Paris, 23 Jun 2017 (AFP) - Políticos, juristas e ativistas vão lançar uma campanha em Paris, no sábado, por um pacto global para proteger o direito humano a um meio ambiente limpo e saudável.

O objetivo final, disseram os organizadores nesta semana, é um tratado legal sob o qual os Estados podem ser levados à justiça por violar os direitos de um grupo ou indivíduo.

A iniciativa chega semanas depois de o presidente americano, Donald Trump, anunciar que vai retirar os Estados Unidos do Acordo de Paris, assinado por 196 países para frear o aquecimento global.

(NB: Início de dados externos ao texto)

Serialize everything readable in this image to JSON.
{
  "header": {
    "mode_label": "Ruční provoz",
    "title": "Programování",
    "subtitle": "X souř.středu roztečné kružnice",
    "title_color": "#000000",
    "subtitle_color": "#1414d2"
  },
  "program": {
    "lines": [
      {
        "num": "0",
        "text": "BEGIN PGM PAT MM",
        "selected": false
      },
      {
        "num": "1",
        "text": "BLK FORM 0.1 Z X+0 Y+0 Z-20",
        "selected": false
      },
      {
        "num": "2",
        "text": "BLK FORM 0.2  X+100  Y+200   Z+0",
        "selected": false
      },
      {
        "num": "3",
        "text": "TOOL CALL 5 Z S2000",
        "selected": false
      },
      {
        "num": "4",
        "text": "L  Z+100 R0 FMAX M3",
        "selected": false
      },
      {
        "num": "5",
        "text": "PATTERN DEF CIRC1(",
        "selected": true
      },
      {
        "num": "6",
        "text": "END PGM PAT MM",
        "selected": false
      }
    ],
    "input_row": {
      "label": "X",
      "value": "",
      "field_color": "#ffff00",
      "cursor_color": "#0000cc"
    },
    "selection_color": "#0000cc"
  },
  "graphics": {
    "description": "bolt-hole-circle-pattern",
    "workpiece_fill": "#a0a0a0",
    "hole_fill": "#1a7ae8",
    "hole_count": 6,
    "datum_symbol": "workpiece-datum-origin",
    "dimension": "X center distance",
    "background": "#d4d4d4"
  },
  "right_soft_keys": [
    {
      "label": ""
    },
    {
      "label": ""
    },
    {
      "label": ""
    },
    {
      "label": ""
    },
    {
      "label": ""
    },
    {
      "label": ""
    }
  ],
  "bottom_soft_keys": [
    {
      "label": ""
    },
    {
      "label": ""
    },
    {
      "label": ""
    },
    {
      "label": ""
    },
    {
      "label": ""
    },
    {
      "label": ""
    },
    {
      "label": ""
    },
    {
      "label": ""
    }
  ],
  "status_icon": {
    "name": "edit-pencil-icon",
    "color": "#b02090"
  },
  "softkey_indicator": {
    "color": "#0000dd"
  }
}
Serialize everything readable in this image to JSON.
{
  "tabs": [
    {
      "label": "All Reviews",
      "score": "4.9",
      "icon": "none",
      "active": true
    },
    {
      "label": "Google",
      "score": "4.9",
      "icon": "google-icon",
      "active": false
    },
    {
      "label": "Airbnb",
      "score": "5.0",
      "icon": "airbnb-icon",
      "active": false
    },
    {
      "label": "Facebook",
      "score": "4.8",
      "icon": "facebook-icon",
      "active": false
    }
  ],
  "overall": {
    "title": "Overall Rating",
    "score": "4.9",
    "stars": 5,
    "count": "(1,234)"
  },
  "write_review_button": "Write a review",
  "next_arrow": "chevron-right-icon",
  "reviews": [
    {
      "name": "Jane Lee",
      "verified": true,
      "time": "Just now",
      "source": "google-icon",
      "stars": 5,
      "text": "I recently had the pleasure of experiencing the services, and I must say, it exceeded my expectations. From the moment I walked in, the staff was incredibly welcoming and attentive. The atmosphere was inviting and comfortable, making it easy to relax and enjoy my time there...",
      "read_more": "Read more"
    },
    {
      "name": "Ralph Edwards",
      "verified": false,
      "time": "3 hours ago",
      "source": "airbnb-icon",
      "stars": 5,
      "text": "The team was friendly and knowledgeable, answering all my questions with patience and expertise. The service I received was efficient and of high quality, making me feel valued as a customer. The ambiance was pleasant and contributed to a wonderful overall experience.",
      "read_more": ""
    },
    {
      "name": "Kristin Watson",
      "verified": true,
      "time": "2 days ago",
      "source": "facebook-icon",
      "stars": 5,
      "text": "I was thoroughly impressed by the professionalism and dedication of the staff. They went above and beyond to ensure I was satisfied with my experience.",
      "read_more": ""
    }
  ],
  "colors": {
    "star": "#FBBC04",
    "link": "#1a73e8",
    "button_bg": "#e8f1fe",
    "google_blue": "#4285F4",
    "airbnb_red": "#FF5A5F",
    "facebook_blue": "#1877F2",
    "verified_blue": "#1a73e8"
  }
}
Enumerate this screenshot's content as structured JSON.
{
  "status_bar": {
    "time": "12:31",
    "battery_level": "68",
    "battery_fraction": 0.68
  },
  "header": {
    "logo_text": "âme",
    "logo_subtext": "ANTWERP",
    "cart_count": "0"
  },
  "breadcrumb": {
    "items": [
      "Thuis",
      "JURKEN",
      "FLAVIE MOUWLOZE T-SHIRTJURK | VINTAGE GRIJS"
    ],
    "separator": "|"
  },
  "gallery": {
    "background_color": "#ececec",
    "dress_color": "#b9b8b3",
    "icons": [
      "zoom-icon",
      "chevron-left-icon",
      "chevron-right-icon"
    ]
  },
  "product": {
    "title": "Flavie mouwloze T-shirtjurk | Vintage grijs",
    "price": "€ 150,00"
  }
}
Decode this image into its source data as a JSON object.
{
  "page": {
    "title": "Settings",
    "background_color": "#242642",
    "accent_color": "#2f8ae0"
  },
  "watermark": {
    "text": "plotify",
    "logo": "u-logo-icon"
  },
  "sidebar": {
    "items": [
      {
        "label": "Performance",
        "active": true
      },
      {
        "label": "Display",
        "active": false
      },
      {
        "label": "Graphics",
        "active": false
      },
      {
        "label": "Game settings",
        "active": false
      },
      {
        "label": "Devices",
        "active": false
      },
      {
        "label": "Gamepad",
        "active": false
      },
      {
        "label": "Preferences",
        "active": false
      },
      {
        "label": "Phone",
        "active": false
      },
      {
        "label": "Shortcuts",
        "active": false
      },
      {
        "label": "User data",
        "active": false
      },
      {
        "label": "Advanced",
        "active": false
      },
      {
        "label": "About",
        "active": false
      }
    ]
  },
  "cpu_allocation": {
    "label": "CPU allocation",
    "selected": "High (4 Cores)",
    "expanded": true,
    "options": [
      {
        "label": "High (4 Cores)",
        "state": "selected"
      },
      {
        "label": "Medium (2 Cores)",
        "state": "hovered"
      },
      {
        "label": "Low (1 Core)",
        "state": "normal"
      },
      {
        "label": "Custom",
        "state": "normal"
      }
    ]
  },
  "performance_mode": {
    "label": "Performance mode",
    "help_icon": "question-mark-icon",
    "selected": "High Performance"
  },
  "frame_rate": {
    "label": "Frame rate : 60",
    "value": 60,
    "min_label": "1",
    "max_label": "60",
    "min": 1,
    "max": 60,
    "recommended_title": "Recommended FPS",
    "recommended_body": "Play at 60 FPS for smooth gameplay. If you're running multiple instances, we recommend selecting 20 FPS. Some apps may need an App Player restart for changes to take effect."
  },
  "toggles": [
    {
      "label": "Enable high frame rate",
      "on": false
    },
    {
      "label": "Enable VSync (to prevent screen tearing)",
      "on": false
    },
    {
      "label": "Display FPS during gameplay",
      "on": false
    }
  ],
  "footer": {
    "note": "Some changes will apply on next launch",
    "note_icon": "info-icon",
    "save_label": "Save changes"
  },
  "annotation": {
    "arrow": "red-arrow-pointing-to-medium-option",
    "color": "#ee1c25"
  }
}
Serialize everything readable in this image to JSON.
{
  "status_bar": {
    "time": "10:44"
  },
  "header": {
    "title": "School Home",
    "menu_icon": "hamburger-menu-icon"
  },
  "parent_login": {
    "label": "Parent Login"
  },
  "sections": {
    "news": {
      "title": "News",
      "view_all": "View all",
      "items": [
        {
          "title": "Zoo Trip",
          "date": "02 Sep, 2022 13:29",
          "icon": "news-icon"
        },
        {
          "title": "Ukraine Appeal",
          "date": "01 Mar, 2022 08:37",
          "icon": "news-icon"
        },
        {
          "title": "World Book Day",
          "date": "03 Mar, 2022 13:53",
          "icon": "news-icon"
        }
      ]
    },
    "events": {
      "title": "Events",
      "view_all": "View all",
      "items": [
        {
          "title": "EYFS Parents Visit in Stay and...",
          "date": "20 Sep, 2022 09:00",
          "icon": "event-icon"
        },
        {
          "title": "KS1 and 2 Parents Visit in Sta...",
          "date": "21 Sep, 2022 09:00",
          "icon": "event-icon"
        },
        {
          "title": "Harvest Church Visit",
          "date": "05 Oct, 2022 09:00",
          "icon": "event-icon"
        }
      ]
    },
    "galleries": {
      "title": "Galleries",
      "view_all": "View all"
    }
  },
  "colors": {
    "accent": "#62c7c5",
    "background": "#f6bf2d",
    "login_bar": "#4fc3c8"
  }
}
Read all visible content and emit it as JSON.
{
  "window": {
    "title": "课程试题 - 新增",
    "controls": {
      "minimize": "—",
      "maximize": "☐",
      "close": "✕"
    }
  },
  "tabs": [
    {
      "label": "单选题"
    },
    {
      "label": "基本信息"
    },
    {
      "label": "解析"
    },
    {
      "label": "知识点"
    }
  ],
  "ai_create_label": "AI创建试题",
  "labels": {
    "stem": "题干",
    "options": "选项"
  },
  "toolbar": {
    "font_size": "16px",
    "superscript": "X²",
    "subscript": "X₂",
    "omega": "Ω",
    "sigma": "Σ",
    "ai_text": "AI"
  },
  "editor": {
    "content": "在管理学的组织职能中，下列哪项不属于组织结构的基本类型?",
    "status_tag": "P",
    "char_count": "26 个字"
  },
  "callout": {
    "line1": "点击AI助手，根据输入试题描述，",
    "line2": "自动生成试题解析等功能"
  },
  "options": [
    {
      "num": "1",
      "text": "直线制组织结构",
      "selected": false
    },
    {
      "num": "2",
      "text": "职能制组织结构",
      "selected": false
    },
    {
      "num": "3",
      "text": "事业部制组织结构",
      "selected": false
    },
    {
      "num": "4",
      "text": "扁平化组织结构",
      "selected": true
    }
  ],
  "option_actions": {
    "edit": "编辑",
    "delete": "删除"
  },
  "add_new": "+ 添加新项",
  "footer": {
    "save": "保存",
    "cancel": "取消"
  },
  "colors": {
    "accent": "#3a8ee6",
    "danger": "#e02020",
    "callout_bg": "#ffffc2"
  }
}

O novo pacto, que está sendo elaborado por especialistas jurídicos de vários países, deve eventualmente ser submetido às Nações Unidas para adoção e impor obrigações vinculativas para os Estados signatários, dizem os redatores.

"Nós já temos dois pactos (de direitos humanos) internacionais (...). A ideia é criar um terceiro, para uma terceira geração de direitos - direitos ambientais", disse Laurent Fabius, especialista jurídico francês, que presidirá a reunião de sábado.

Os acordos anteriores - um para direitos sociais, econômicos e culturais, e o outro para direitos civis e políticos - foram adotados pela ONU em 1966.

Fabius, que presidiu a conferência da ONU de 2015 que aprovou o Acordo de Paris, disse que o novo texto deve delinear direitos e deveres, providenciar reparações em caso de violação e apresentar o princípio de o "poluidor paga".

Isso significaria que as pessoas poderão levar os Estados ao tribunal, "para responsabilizá-los ou obrigá-los a adotar leis mais protetoras do meio ambiente", explicou Yann Aguila, do Clube Francês de Juristas, um think tank envolvido no projeto.

Entre os participantes da reunião de sábado estarão o ex-governador da Califórnia e ativista do clima Arnold Schwarzenegger, o ex-chefe da ONU Ban Ki-moon, e juízes de altos tribunais de vários países.

A reunião será encerrada pelo presidente da França, Emmanuel Macron, que após o anúncio de Trump prometeu 30 milhões de euros para financiar o trabalho de pesquisadores do clima estrangeiros em solo francês.